A Complete Survey of Behavioral Finance
Abstract (via Harvard)
Behavioral finance argues that some financial phenomena can plausibly be understood using models in which some agents are not fully rational. The field has two building blocks: limits to arbitrage, which argues that it can be difficult for rational traders to undo the dislocations caused by less rational traders; and psychology, which catalogues the kinds of deviations from full rationality we might expect to see. We discuss these two topics, and then present a number of behavioral finance applications: to the aggregate stock market, to the cross-section of average returns, to individual trading behavior, and to corporate finance. We close by assessing progress in the field and speculating about its future course.
Introduction (via harvard)
The traditional finance paradigm, which underlies many of the other articles in this handbook, seeks to understand financial markets using models in which agents are “rational”. Rationality means two things. First, when they receive new information, agents update their beliefs correctly, in the manner described by Bayes’ law. Second, given their beliefs, agents make choices that are normatively acceptable, in the sense that they are consistent with Savage’s notion of Subjective Expected Utility (SEU). This traditional framework is appealingly simple, and it would be very satisfying if its predictions were confirmed in the data. Unfortunately, after years of effort, it has become clear that basic facts about the aggregate stock market, the cross-section of average returns and individual trading behavior are not easily understood in this framework.
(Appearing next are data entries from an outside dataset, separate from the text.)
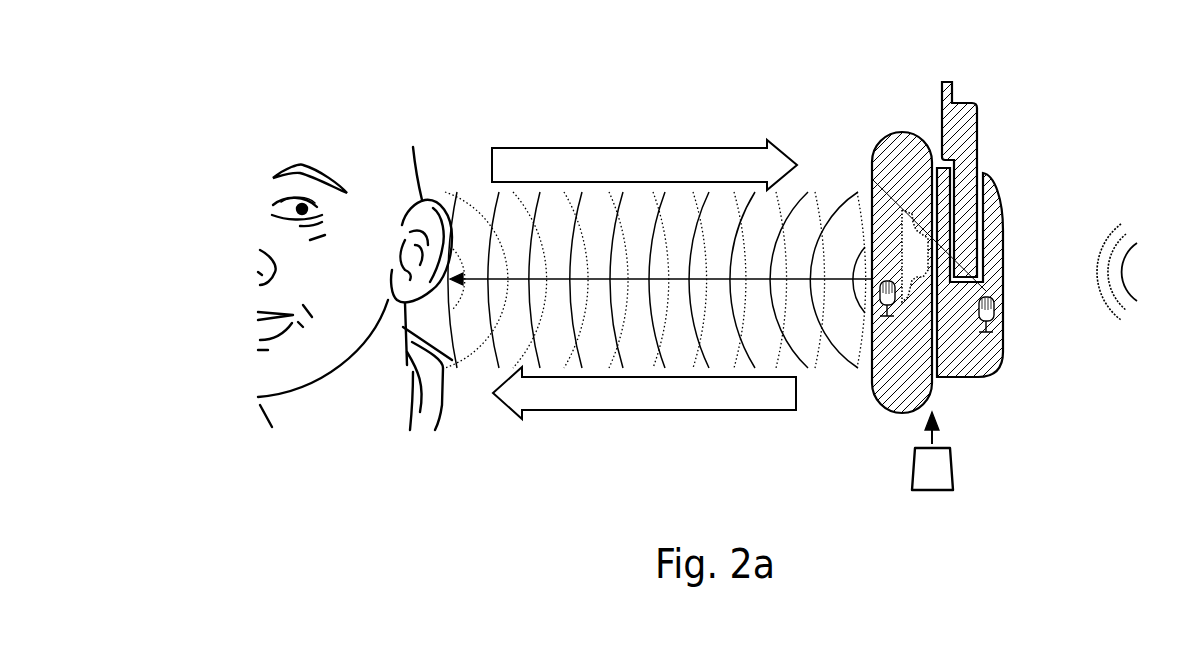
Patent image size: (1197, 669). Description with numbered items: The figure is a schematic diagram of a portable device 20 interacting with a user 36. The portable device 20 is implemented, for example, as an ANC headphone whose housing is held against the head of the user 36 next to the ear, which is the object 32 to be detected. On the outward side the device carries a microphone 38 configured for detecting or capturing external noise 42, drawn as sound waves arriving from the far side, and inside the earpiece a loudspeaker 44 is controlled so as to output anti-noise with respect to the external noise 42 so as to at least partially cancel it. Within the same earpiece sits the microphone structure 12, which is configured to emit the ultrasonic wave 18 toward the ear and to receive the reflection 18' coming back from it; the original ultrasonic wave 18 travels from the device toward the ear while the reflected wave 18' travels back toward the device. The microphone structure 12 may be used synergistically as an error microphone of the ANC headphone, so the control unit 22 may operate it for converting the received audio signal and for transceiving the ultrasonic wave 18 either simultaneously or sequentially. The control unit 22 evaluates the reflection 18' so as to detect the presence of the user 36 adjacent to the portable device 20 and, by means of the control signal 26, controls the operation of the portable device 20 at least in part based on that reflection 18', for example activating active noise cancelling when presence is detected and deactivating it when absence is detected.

The microphone structure 12 is at (878, 312).
The ultrasonic wave 18 is at (660, 345).
The reflection 18' is at (655, 217).
The portable device 20 is at (974, 86).
The control unit 22 is at (953, 468).
The control signal 26 is at (937, 435).
The object 32 is at (424, 170).
The user 36 is at (357, 161).
The microphone 38 is at (993, 317).
The external noise 42 is at (1128, 227).
The loudspeaker 44 is at (908, 237).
Behavioral finance is a new approach to financial markets that has emerged, at least in part, in response to the difficulties faced by the traditional paradigm. In broad terms, it argues that some financial phenomena can be better understood using models in which some agents are not fully rational. More specifically, it analyzes what happens when we relax one, or both, of the two tenets that underlie individual rationality. In some behavioral finance models, agents fail to update their beliefs correctly. In other models, agents apply Bayes’ law properly but make choices that are normatively questionable, in that they are incompatible with SEU.